CFD analysis on the performance of PCM thermal energy storage incorporating a double-pipe heat exchanger with longitudinal fins

This study presents a Computational Fluid Dynamics (CFD) analysis of a Phase Change Material (PCM) based Thermal Energy Storage (TES). The PCM-TES employs a double-pipe heat exchanger with longitudinal fins to enhance its heat transfer performance. The research aims to investigate the feasibility of the of PCM-TES for mitigating renewable energy curtailment that has been a growing concern in the sector coupling and power-to-heat transitions. This study also evaluates how the inclusion of a double-pipe heat exchanger with longitudinal fins within the PCM can enhance the heat transfer rate during charging and discharging processes, making the TES system more effective for sector coupling applications, particularly in scenarios where excess renewable energy is converted to heat (power-to-heat).
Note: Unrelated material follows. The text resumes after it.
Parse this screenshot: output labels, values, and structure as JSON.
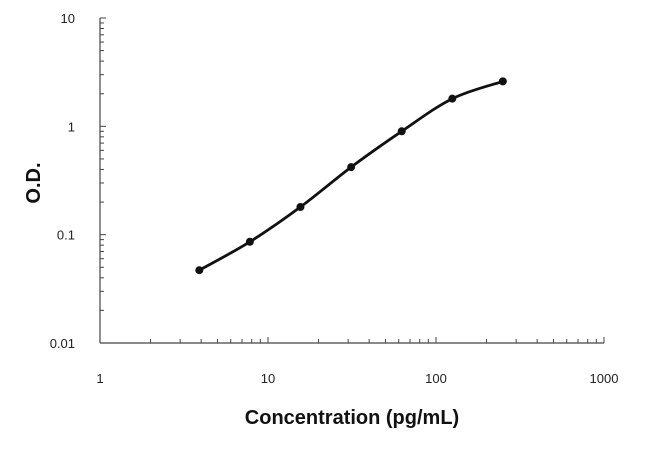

The CFD model is developed to simulate the thermal behaviour and performance of the PCM TES system under charging and discharging conditions. It specifically investigates the impact of the longitudinal fins on the melting and solidification processes of the PCM. These fins are designed to increase the surface area for heat exchange, thereby enhancing the heat transfer rate between the heat transfer fluid (HTF) in the double-pipe and the PCM. The simulation results demonstrate a significant improvement in the energy density and heat transfer rate with the inclusion of longitudinal fins. This enhancement leads to a faster charging and discharging cycle of the TES system, thereby making it more capable of handling the intermittent nature of renewable energy sources. The study also explores the optimal fin design and configuration for maximum efficiency.